Die Firmungsfeier in der katholischen Gemeinde Sankt Margareta in Düsseldorf-Gerresheim ist ein exemplarischer Fall für das Schwinden des Vertrauens der Menschen in die Kirche. Rainer Maria Kardinal Woelki vom Erzbistum Köln kündigte sich zur Firmung in der Gemeinde an. Die fühlte sich jedoch nicht geehrt, sondern reagierte brüskiert. Hintergrund sind Vorfälle, in denen zwei Priester der Gemeinde in der Vergangenheit Minderjährige missbraucht hatten. Kardinal Woelki habe die Aufklärung eher behindert, statt Aufarbeitung und Transparenz zu praktizieren.
Düsseldorf-Gerresheim wird gerade ein bekannter Ort. Zumindest in katholischen Kreisen. Hier kommt es zum ersten Mal zu einer klaren Konfrontation zwischen Gläubigen und der kirchlichen Obrigkeit. In dieser Gemeinde wirkten zwei Priester, denen sexuelle Übergriffe gegen Kinder vorgeworfen werden, ein Problem der katholischen Kirche allgemein, das in den letzten Jahren in seiner ganzen Hässlichkeit unter dem Mantel des Schweigens hervorgezerrt wurde.
So beispielsweise „Pfarrer D“. Dieser stand im Verdacht, Kinder sexuell zu belästigen. Tatsächlich gestand der Pfarrer später ein, Verkehr mit einem 17jährigen Prostituierten gehabt zu haben, mehr soll nicht passiert sein – oder es war nicht zu beweisen.
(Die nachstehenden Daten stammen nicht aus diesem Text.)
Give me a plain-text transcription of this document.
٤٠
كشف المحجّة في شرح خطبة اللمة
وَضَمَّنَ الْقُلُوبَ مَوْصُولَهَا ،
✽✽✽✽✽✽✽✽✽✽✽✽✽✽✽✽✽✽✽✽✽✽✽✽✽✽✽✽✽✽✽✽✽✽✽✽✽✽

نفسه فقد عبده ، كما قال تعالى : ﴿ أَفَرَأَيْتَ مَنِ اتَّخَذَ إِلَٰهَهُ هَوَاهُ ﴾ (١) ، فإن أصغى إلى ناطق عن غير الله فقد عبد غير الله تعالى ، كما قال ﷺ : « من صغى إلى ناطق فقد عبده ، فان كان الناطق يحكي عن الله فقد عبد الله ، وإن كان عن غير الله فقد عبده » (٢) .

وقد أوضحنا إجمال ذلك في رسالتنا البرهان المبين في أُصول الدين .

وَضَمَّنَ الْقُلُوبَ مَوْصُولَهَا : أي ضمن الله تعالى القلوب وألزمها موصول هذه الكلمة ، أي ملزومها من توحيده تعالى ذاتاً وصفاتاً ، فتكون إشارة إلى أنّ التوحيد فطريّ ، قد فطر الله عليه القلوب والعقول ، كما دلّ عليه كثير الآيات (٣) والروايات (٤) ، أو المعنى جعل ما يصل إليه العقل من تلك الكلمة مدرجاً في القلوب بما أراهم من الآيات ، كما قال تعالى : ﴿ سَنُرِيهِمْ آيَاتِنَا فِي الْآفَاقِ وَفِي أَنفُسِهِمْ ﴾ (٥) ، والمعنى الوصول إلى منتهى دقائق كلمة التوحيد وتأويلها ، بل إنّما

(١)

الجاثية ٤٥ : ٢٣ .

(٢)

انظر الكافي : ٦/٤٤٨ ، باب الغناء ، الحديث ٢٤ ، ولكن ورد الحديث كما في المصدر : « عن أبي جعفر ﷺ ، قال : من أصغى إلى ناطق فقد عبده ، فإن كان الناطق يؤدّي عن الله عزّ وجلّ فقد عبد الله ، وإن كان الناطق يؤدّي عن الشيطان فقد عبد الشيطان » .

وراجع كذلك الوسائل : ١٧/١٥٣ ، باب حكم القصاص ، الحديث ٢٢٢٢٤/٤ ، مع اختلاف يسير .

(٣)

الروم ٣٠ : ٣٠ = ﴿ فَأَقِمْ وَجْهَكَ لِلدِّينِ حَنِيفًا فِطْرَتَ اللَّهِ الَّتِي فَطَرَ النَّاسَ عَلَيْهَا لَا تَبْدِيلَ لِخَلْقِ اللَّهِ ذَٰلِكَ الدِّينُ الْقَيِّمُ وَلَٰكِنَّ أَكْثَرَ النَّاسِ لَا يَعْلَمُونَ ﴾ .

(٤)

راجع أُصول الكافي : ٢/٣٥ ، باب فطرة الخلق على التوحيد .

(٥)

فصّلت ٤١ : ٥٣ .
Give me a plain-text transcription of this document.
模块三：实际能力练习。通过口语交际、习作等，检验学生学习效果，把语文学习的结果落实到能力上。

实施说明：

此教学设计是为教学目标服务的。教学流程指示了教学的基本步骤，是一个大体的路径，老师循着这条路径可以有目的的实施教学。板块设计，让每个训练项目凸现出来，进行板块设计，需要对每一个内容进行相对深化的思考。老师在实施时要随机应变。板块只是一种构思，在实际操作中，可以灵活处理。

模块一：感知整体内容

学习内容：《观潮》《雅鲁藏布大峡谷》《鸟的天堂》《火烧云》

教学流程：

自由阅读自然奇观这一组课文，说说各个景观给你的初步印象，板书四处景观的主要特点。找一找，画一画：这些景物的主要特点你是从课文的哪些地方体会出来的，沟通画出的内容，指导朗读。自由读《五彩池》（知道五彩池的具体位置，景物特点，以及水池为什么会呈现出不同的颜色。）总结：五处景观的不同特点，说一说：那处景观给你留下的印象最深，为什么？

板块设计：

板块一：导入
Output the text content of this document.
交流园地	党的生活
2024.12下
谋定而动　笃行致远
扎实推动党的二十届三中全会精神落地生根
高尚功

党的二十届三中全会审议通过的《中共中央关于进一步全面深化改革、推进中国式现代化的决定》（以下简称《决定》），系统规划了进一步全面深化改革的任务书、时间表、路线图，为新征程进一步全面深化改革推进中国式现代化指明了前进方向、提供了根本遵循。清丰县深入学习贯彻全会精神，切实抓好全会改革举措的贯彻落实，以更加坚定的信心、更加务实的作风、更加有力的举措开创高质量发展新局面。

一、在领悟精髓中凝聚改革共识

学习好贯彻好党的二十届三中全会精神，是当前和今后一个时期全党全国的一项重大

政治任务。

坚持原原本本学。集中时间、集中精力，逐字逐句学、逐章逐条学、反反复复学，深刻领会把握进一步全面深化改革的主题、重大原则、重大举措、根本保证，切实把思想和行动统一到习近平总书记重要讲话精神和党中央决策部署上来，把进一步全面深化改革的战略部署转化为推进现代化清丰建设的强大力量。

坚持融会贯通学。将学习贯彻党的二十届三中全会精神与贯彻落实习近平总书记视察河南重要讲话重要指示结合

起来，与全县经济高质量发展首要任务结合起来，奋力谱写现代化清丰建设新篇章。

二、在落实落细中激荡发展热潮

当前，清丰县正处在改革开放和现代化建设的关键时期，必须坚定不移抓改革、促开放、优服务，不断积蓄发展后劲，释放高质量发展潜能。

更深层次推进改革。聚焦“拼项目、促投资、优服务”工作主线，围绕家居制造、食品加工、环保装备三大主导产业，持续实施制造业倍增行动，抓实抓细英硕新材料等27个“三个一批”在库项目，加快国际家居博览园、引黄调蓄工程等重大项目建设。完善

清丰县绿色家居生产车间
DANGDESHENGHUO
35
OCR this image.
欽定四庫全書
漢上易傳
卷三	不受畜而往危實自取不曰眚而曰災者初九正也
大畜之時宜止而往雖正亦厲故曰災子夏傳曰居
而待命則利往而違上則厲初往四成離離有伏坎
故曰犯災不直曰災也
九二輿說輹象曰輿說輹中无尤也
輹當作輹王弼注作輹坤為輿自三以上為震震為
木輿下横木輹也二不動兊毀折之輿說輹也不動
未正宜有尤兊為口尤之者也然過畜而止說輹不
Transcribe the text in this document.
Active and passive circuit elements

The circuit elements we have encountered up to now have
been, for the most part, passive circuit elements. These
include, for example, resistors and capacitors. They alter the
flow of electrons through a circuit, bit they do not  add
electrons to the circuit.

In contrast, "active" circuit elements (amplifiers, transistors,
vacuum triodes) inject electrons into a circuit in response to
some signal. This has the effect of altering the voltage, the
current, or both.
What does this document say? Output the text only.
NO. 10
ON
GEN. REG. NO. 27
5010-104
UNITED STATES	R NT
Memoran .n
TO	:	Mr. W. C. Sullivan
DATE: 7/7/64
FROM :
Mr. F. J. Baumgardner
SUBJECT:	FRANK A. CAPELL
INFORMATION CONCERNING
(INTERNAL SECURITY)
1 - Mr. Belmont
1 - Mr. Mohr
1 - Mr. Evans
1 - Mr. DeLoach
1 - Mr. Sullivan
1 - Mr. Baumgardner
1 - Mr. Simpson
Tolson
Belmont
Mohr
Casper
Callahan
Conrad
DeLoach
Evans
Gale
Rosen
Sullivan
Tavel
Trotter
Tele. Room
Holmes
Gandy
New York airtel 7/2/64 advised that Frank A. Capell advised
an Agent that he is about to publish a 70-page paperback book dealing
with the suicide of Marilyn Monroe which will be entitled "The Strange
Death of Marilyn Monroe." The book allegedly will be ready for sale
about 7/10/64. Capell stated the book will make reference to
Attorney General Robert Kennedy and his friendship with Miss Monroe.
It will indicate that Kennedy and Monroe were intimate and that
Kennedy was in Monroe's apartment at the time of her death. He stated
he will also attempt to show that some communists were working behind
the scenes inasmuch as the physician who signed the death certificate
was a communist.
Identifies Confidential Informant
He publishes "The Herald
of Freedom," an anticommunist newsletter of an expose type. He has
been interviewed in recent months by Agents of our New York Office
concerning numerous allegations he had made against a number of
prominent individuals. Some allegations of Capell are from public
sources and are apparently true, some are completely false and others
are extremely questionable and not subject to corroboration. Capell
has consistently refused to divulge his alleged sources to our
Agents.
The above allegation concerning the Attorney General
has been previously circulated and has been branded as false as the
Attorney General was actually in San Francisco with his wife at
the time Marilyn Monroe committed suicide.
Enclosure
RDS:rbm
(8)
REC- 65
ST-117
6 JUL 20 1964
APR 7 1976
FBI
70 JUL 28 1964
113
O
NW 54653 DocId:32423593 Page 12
Doch statt den Pfarrer aus Düsseldorf abzuziehen und in einer Aufgabe einzusetzen, wo er keinen Außenkontakt, insbesondere nicht zu Minderjährigen gehabt hätte, beförderte Kardinal Woelki den Pfarrer auch noch zum stellvertretenden Düsseldorfer Stadtdechanten. Dort blieb er allen Protesten zum Trotz im Amt und wurde erst vor kurzem beurlaubt, als die Rücktrittsforderungen gegen Kardinal Woelki immer lauter wurden.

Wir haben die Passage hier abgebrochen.